How the proxy gets there without modifying the application

The mechanism behind the hook — adding post-quantum cryptography without modifying the application — is a dependent-claim detail worth reading exactly. Claim 14 recites that the instructions to initiate the proxy comprise instructions to overload a library of the user agent with script instructions configured to implement the proxy, and to execute, by the user agent, those script instructions. Claim 12 fixes the user agent as a browser, the second computing device as a client device; claim 13 makes the first computing device a custom-cryptography server. So in the disclosed arrangement, a cryptography server tells a client's browser to overload one of its own libraries with script that stands up the proxy in place, and from then on the browser's messages are intercepted and re-protected by code injected into the user agent rather than by a modified application binary. Claim 8 supplies a variant in which the proxy initiates portable binary instructions within a secure virtualized environment associated with the user agent. The throughline is the same: the post-quantum layer is introduced at the user agent's runtime, not by editing the application that produced the traffic.

The application also claims the same invention in two other statutory forms. Independent claim 15 is a computing-system claim — a memory and at least one processor configured to send a second device the instructions to initiate the proxy, mirroring claim 1 — and independent claim 23 is a non-transitory computer-readable-medium claim covering executable instructions to implement a proxy configured the same way. Their dependents reach both ends of the connection: claim 28 specifies a client-implemented forward proxy, while claim 31 specifies a server-implemented reverse proxy. As with claim 1, what these claims request is one thing; what issues after prosecution is for the examiner to decide.

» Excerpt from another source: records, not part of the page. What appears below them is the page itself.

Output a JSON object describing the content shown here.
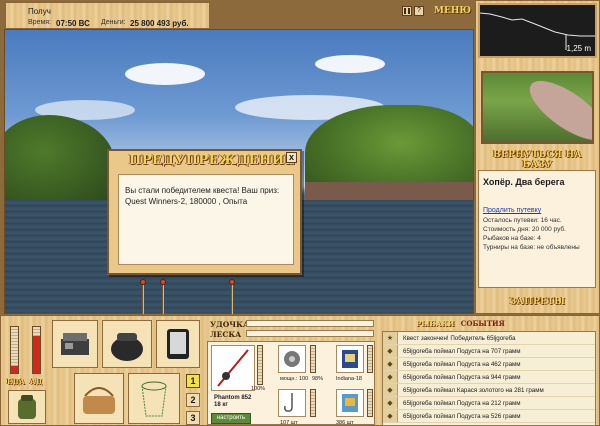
{
  "topbar": {
    "user": "Получ",
    "time_label": "Время:",
    "time_value": "07:50 ВС",
    "money_label": "Деньги:",
    "money_value": "25 800 493 руб."
  },
  "menu": {
    "pause_icon": "pause-icon",
    "help_icon": "?",
    "label": "МЕНЮ"
  },
  "minimap": {
    "depth": "1,25 m"
  },
  "location": {
    "return_label": "ВЕРНУТЬСЯ НА БАЗУ",
    "name": "Хопёр. Два берега",
    "extend_link": "Продлить путевку",
    "remaining": "Осталось путевки: 16 час.",
    "cost": "Стоимость дня: 20 000 руб.",
    "fishers": "Рыбаков на базе: 4",
    "tournaments": "Турниры на базе: не объявлены",
    "bans_label": "ЗАПРЕТЫ"
  },
  "dialog": {
    "title": "ПРЕДУПРЕЖДЕНИЕ",
    "close": "x",
    "message": "Вы стали победителем квеста! Ваш приз: Quest Winners-2, 180000 , Опыта"
  },
  "gauges": {
    "left_label": "ЕДА",
    "right_label": "АД",
    "food_level": 0.15,
    "alc_level": 0.8
  },
  "slots": {
    "numbers": [
      "1",
      "2",
      "3"
    ]
  },
  "equipment": {
    "rod_label": "УДОЧКА",
    "line_label": "ЛЕСКА",
    "rod_name": "Phantom 852",
    "rod_weight": "18 кг",
    "rod_condition": "100%",
    "reel_info": "мощн.: 100",
    "reel_pct": "98%",
    "bait_name": "Indiana-18",
    "hook_info": "107 шт",
    "lure_info": "386 шт",
    "setup_button": "настроить"
  },
  "events": {
    "tab_fishers": "РЫБАКИ",
    "tab_events": "СОБЫТИЯ",
    "items": [
      {
        "icon": "star-icon",
        "text": "Квест закончен! Победитель 65ljgoreба"
      },
      {
        "icon": "fish-icon",
        "text": "65ljgoreба поймал Подуста на 707 грамм"
      },
      {
        "icon": "fish-icon",
        "text": "65ljgoreба поймал Подуста на 462 грамм"
      },
      {
        "icon": "fish-icon",
        "text": "65ljgoreба поймал Подуста на 944 грамм"
      },
      {
        "icon": "fish-icon",
        "text": "65ljgoreба поймал Карася золотого на 281 грамм"
      },
      {
        "icon": "fish-icon",
        "text": "65ljgoreба поймал Подуста на 212 грамм"
      },
      {
        "icon": "fish-icon",
        "text": "65ljgoreба поймал Подуста на 526 грамм"
      }
    ]
  }
}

Where it sits in the week's cryptography drop

Read against the rest of the June 25 drop, the QuSecure application is the proxy-and-transit entry in a cluster of encryption-mechanism filings that otherwise sit closer to the cipher itself. US20260180782A1, "Standard Encryption Using Pre-And Post-Transformations," wraps a standard cipher in extra rounds of pre- and post-encryption transformations, optionally under white-box protection. US20260178757A1, "Chaining Message Authentication Codes," is directed to host-to-peripheral authenticated encryption in which the sender shares only a subset of the authentication tag and caches the rest, and US20260180795A1 is directed to authenticated encryption that extends nonce length from block-cipher-based intermediate values. Two more land at the storage and memory layer rather than the wire: US20260180806A1 ties per-chunk encryption keys to garbage collection in a log filesystem, and US20260178438A1, a memory-controller circuit, uses a MAC tag as the initialization vector for a counter-based stream cipher. Across the drop the common thread is encryption mechanics; the QuSecure hero is the one that locates its claimed contribution at an intercepting proxy in the data path and names post-quantum algorithms as the cryptography that proxy applies. What it claims, on the face of the published record, is a method, system, and medium for instructing a remote device to run a proxy that intercepts a user agent's messages and re-protects them with post-quantum cryptography. What the issued claims will cover is for prosecution to decide.